How To Start Liking Whole Wheat And Multi-Grain Bread
Whole grain and multi-grain breads are healthier. You know that.
But do you still find yourself craving a soft, white loaf of bread?
Maybe you just wish for the sweet, white bread and suffer through the whole grain.
It doesn't need to be like that – you can learn to love whole wheat and multi-grain bread just as much as the white bread.
Why We Like White Bread So Much
To understand this, you have to look at the history of bread. Humans have made bread for thousands of years and it's been 100% whole grain, sourdough fermented bread. It took a long time to make, usually started the day before, if not longer.
It was rich, tasty, full of flavor. Most of the time, leftover bits of vegetables and fruits got mixed in.
It contained an abundance of vitamins, minerals, fiber, and it indeed was a staple of most people's diets because it was genuinely nutritious.
But, it did contain a bit of grittier particles. The rich were able to mill the grain finer to create smoother and soft bread.
That milling eventually removed the coarse bran altogether, leaving behind the white starch that created white bread.
This bread was much less nutritious, having almost no nutrition whatsoever. But, the rich often ate more meat and vegetables to compensate.
In the early 1900s, milling technology advanced, so producing white flour became cheap and reliable. The middle and lower classes gravitated towards this white flour to make white bread to mimic what the rich had.
But, this nutritionally deficient bread robbed people of many of the nutrients they needed to be healthy. People got sick from nutritional deficiencies. That's why all white commercial flour these days are required by law to have iron, thiamine, riboflavin, niacin, and folate added into it. It was the minimum amount necessary to avoid a crippled working population.
Whole grain bread faded from most people's lives.

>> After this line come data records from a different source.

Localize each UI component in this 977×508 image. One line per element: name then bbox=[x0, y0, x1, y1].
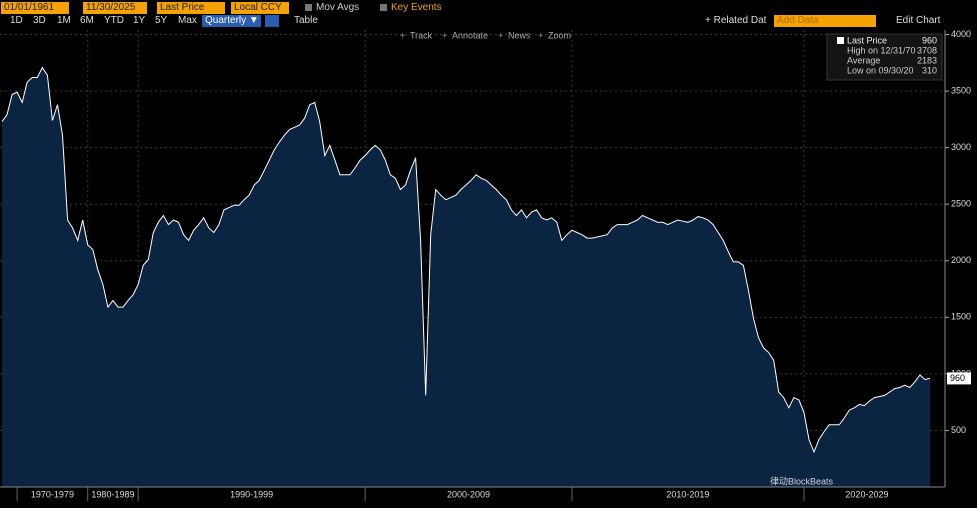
x-tick-label: 2000-2009 bbox=[447, 489, 490, 499]
period-button[interactable]: YTD bbox=[104, 15, 124, 26]
chart-tool: Annotate bbox=[452, 30, 488, 40]
chart-tool-icon: + bbox=[538, 30, 543, 40]
chart-tool-icon: + bbox=[498, 30, 503, 40]
edit-chart[interactable]: Edit Chart bbox=[896, 15, 941, 26]
y-tick-label: 4000 bbox=[951, 30, 971, 39]
watermark: 律动BlockBeats bbox=[770, 475, 834, 486]
legend-value: 960 bbox=[922, 35, 937, 45]
start-date[interactable]: 01/01/1961 bbox=[1, 2, 69, 14]
period-button[interactable]: 1D bbox=[10, 15, 23, 26]
period-button[interactable]: 1Y bbox=[133, 15, 146, 26]
x-tick-label: 1990-1999 bbox=[230, 489, 273, 499]
chart-tool: News bbox=[508, 30, 531, 40]
y-tick-label: 3000 bbox=[951, 142, 971, 152]
axis-panel bbox=[945, 30, 977, 508]
chart-tool-icon: + bbox=[400, 30, 405, 40]
period-button[interactable]: 1M bbox=[57, 15, 71, 26]
legend-stat-value: 2183 bbox=[917, 55, 937, 65]
add-data[interactable]: Add Data bbox=[774, 15, 876, 27]
price-area bbox=[2, 67, 930, 487]
legend-stat-value: 3708 bbox=[917, 45, 937, 55]
x-tick-label: 2010-2019 bbox=[666, 489, 709, 499]
legend-stat-label: High on 12/31/70 bbox=[847, 45, 916, 55]
legend-stat-label: Average bbox=[847, 55, 880, 65]
chart-icon[interactable] bbox=[265, 15, 279, 27]
chart-tool: Zoom bbox=[548, 30, 571, 40]
legend-stat-value: 310 bbox=[922, 65, 937, 75]
x-tick-label: 1980-1989 bbox=[91, 489, 134, 499]
legend-label: Last Price bbox=[847, 35, 887, 45]
legend-swatch bbox=[837, 37, 844, 44]
chart-tool-icon: + bbox=[442, 30, 447, 40]
legend-box bbox=[826, 33, 943, 81]
related-data[interactable]: + Related Dat bbox=[705, 15, 767, 26]
frequency-select[interactable]: Quarterly ▼ bbox=[202, 15, 261, 27]
last-price-tag bbox=[947, 372, 971, 385]
end-date[interactable]: 11/30/2025 bbox=[83, 2, 147, 14]
key-events[interactable]: Key Events bbox=[380, 2, 442, 14]
currency-select[interactable]: Local CCY bbox=[231, 2, 289, 14]
x-tick-label: 2020-2029 bbox=[845, 489, 888, 499]
price-line bbox=[1, 66, 931, 454]
table-button[interactable]: Table bbox=[294, 15, 318, 26]
y-tick-label: 2000 bbox=[951, 255, 971, 265]
period-button[interactable]: 6M bbox=[80, 15, 94, 26]
last-price-tag-label: 960 bbox=[950, 373, 965, 383]
chart: 50010001500200025003000350040001970-1979… bbox=[0, 30, 977, 508]
chart-tool: Track bbox=[410, 30, 433, 40]
y-tick-label: 500 bbox=[951, 425, 966, 435]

Now, every generation alive grew up eating white bread. It's a cultural habit now. You like white bread because you are used to eating white bread. The idea of what bread should be is white, fluffy, and soft.
And it's a bit sweeter. Made of 99% sugary starches, white bread has a sweetness that most people gravitate to.
What To Expect From Whole Wheat And Multi-Grain Bread
When you switch over to whole wheat and whole grain bread, many people expect the same sweetness, softness, and fluffiness they get out of white bread and whole-grain bread. That's why it causes so much disappointment.
The bran also is much richer, imparting more bitter and astringent flavors to the bread.
Overall, whole wheat and whole grain breads feel heavier, taste richer and thicker, and tend to have a grittier feeling as you chew it. The bran retains much more water and adds more weight and roughness.
And that's okay.
More small bakers are swinging to the long fermentation process of sourdough to overcome this. Sourdough adds more acidity and bite to the bread, bringing a whole new dimension of taste to it.
Sourdough also helps the bread to have a very crispy outer crust and a small, fluffy interior.
The different types of grains that make up whole wheat and multi-grain bread add other flavors. There will be several taste overtones of nuttiness, milkiness, acidity, and other flavorings as the grain content changes.
Many artisanal breads have fruit and vegetables mixed in, increasing the nutrition and different tastes you can get.
Taste Testing & Finding Your Favorites
Trying different loaves of bread is the best way to start learning what you like and how different many of them can be.
Know that the different whole grain and multi-grain breads will taste much different than your standard white bread. You will not find whole wheat or whole grain bread that's just like white bread.
When you start taste testing, don't be shy. If available, visit a local bakery to get fresh, high-quality bread. If not, choose freshly baked bread from your local grocery bakery section.
Whole grain bread goes bad fast because it has more nutritional value and fewer preservatives. You shouldn't expect it to last more than 2 or 3 days. If it lasts longer than that, you have a higher number of preservatives and chemicals.
And finally, keep trying different varieties. The taste will change depending on the baker, grain content, and baking style. You can find different varieties that meet your needs in many different places.
We hope you give whole wheat and multi-grain a better chance, knowing it will be richer and heavier than white bread. Then, you can save the white bread for special occasions.